Most homeschooling I would guess, uses traditional methods of teaching which research shows overwhelmingly to be mosr effective for chidren's learning . Meanwhile our public schools are snared in progressive ideology which is not and never has been focused on academic achievement but instead social engineering- collectivism, socialising, socialism and other -isms including this century wokism. Parents want an effective education for their kids that prepares them for opportunities in a worthwhile career in life.This is not the aim of progressivism which primarily aims to produce a socialist society.
I believe NZ schools have been so taken over by leftist radicalism that they are unsafe places for children .
Secondary science education is an issue for an uneducated parent but those who write work books and other home based learning are usually master teachers who once again use traditional methods with structure making individual learning easy. Virtue science labs are being developed and actually have advantages over real labs, in being cheaper , more available anytime anywhere for remote and repeatable learning situations.
The private sector could well replace our schools function unless they change their radicalising ideology which so many parents just don't want.
I do think children need to learn to work with others but our schools need to improve discipline and reduce bullying as we also used to have in much traditional schooling.
Virtual labs? You can't speak of 'hands-on science' in that context. Students by Year 13 Chem are expected to be able to carry out a titration. That means handling a burette, pipette, standard solution, etc, not just pressing buttons on a keyboard.
Another of the Level 3 Chem standards has as its objective "Carry out an investigation in chemistry involving quantitative analysis." Again, this requires handling real equipment, not mucking around with a computer mouse.
It also underlines what I said above about the need for a real teacher with a real chemistry degree.
I feel very sorry for any 17-year-olds who have an interest in real science and want to develop that into a career-oriented tertiary science education programme. Assuming that s/he would get into a prep programme for biomedical or whatever field of science s/he is looking at, s/he will get the shock of his/her life when entering a real lab for the first time. I cannot help wondering whether at least some parents who home-school at that level actually intend to keep their sons and daughters out of varsity, perhaps out of varsity science. I reiterate my position that the State is failing in its duty of care in such instances.

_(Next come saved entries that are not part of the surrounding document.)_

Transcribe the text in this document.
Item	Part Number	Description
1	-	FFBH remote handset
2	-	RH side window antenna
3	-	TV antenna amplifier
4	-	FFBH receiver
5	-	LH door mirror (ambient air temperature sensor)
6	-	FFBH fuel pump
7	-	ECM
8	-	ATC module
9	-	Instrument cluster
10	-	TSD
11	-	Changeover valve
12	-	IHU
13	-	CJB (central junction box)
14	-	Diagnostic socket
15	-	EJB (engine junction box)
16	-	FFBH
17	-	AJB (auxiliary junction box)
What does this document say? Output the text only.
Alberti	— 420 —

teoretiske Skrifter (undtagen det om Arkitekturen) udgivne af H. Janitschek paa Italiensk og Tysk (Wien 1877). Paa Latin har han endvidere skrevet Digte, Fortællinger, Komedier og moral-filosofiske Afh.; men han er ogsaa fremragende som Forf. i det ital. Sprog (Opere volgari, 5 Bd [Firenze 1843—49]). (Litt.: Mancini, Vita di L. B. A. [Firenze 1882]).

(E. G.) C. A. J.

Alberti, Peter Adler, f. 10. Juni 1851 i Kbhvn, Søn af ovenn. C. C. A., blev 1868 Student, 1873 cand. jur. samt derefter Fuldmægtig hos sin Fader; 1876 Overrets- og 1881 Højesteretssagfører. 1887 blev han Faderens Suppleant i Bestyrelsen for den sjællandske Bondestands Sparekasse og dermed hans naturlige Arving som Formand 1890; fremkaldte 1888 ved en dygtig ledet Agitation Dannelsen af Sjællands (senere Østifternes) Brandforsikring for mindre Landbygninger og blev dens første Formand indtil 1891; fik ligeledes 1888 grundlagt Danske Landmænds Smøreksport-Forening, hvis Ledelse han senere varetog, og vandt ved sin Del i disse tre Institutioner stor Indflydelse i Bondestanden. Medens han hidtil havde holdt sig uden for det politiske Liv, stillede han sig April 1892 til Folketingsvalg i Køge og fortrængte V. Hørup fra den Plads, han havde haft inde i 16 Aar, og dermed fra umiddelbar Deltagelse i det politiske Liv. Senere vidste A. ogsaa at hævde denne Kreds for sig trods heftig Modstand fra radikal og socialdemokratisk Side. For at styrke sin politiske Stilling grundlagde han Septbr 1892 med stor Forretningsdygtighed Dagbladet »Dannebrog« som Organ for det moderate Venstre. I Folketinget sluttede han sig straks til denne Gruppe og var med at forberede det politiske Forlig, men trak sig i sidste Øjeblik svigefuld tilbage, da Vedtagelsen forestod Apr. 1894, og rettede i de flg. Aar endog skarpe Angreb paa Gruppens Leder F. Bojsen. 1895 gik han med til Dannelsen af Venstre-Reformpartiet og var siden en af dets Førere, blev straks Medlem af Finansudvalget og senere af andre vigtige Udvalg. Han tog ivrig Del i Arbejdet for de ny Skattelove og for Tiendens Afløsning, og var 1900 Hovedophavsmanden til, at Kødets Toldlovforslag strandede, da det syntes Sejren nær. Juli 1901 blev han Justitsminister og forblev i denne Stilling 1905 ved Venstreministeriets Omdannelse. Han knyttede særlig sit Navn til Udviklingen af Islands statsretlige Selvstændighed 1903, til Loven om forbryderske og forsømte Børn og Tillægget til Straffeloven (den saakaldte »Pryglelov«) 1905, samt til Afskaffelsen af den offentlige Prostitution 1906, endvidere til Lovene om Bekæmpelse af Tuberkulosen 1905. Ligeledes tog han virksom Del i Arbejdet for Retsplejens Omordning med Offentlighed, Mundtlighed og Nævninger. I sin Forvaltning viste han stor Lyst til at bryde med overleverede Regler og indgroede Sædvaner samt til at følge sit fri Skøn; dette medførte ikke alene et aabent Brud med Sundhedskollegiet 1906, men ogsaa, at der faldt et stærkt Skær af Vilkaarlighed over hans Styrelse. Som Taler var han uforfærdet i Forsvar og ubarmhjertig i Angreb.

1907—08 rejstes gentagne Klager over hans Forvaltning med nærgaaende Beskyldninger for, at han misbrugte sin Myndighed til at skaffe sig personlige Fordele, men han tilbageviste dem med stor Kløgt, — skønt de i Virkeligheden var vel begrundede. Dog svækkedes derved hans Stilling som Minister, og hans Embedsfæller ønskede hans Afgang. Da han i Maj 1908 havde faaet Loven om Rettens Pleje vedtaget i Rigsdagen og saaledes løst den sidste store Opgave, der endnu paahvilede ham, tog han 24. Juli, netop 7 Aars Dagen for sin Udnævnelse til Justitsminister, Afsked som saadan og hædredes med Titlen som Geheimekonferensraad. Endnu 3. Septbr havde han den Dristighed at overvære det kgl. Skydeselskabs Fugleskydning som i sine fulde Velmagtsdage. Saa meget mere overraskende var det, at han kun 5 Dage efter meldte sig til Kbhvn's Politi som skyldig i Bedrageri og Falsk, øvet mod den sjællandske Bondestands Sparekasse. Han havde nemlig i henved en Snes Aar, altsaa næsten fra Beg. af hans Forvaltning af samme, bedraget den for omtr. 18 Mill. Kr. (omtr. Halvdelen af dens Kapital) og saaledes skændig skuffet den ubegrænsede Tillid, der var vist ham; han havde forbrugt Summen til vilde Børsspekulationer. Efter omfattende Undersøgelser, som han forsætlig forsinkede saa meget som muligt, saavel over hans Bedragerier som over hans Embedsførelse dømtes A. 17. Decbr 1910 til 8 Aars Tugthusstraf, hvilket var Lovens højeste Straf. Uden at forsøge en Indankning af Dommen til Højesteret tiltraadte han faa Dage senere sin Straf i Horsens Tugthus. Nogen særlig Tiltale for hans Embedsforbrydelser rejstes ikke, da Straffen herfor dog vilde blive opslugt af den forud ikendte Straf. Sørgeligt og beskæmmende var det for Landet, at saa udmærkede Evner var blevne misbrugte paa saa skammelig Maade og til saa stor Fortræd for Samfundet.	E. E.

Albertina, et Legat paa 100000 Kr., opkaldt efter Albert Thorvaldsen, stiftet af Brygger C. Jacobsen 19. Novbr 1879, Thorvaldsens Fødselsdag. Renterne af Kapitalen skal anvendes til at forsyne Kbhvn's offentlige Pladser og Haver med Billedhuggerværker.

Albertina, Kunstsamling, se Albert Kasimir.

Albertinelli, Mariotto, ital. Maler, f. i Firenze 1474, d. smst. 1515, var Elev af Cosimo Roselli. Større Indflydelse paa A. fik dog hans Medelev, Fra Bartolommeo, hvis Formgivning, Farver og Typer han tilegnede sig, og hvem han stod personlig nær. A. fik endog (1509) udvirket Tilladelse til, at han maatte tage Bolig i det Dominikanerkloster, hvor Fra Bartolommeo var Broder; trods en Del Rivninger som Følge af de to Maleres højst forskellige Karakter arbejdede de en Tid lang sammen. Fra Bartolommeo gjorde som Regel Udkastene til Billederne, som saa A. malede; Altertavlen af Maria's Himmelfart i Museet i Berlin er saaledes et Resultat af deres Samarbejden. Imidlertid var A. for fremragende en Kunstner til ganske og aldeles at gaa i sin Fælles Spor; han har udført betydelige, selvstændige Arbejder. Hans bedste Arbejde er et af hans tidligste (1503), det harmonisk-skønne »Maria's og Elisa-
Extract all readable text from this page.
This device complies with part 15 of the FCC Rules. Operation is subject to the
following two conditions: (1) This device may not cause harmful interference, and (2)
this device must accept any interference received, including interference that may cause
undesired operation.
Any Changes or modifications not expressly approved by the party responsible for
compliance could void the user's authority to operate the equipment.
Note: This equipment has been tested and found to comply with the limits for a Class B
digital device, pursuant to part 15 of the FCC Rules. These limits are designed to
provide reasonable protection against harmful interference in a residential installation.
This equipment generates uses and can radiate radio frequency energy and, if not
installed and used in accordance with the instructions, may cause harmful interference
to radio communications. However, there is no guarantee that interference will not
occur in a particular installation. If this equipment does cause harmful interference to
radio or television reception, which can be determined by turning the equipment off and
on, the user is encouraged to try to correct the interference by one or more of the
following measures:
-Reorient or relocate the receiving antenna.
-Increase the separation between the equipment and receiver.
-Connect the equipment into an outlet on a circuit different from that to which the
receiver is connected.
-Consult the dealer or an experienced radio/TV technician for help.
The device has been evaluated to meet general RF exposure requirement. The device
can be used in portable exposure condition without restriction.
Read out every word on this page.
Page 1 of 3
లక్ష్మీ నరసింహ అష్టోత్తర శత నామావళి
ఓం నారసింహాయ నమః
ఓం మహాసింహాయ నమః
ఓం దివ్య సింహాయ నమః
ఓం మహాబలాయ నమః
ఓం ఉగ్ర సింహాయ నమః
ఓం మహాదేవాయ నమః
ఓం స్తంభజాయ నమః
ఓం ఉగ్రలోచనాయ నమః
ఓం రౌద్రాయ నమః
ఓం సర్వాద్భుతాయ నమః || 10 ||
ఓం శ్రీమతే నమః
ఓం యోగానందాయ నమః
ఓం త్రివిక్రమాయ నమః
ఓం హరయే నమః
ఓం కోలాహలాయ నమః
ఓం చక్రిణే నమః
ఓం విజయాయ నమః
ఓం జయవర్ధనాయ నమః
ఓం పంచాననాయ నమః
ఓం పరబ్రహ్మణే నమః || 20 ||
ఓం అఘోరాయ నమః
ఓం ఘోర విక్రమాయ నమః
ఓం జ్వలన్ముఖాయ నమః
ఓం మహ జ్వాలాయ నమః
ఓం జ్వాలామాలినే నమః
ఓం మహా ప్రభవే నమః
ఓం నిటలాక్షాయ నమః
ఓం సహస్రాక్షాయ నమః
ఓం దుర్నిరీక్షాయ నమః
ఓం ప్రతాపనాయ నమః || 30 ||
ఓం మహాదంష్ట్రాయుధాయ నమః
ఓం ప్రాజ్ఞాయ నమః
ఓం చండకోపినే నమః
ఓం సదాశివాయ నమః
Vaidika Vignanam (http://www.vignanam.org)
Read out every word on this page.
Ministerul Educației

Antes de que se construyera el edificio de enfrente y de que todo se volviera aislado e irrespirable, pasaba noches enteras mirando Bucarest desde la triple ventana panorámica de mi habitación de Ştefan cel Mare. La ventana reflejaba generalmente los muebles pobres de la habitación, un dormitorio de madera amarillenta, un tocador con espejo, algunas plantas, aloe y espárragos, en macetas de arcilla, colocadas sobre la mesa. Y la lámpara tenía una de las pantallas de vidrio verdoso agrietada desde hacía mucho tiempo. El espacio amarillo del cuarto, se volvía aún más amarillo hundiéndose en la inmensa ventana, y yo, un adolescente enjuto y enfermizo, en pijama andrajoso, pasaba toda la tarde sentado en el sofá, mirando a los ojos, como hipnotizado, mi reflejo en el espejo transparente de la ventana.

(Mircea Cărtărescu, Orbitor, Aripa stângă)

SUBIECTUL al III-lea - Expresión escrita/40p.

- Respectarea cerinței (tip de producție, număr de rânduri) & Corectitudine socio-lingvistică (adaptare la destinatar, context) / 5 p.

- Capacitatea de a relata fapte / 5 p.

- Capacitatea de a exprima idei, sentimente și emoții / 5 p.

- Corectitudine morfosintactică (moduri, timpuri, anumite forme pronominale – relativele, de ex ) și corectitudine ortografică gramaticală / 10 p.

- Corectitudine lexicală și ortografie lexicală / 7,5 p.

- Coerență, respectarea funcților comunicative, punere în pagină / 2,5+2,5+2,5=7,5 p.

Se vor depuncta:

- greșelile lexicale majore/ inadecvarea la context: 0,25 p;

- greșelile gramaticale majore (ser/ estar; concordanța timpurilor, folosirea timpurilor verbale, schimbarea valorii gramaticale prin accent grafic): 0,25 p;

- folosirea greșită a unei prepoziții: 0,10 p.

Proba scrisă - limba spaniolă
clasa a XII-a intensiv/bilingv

I am a chemistry graduate , Barend and have no problem with sophisticated virtual labs . being a partial substitute for real labs, originating from gaming . Aircraft simulations are an example.
My dentist described how he practised certain dental procedures in his training in a virtual
way. Trainees were able to do procedures a multitude of times to get it perfected.
I found university staff were frequently poor at teaching well and you needed well explained other materials to help in explanations. Some people / teachers have a gift for lucid written explanations.
Of course I am not averse to real teachers in a classroom but just suggesting there are alternatives technology are developing. Gaynor
I have no problem with virtual labs as reinforcers and as ways to get through a series of expts quickly AFTER students have done the job using real equipment. Dentists and surgeons extend their basic training using virtual technology but this does not REPLACE hands-on with real gear.
Again, though, my focus shifts to who is in charge of these machinations. 99.9% of parents are not equipped to do so.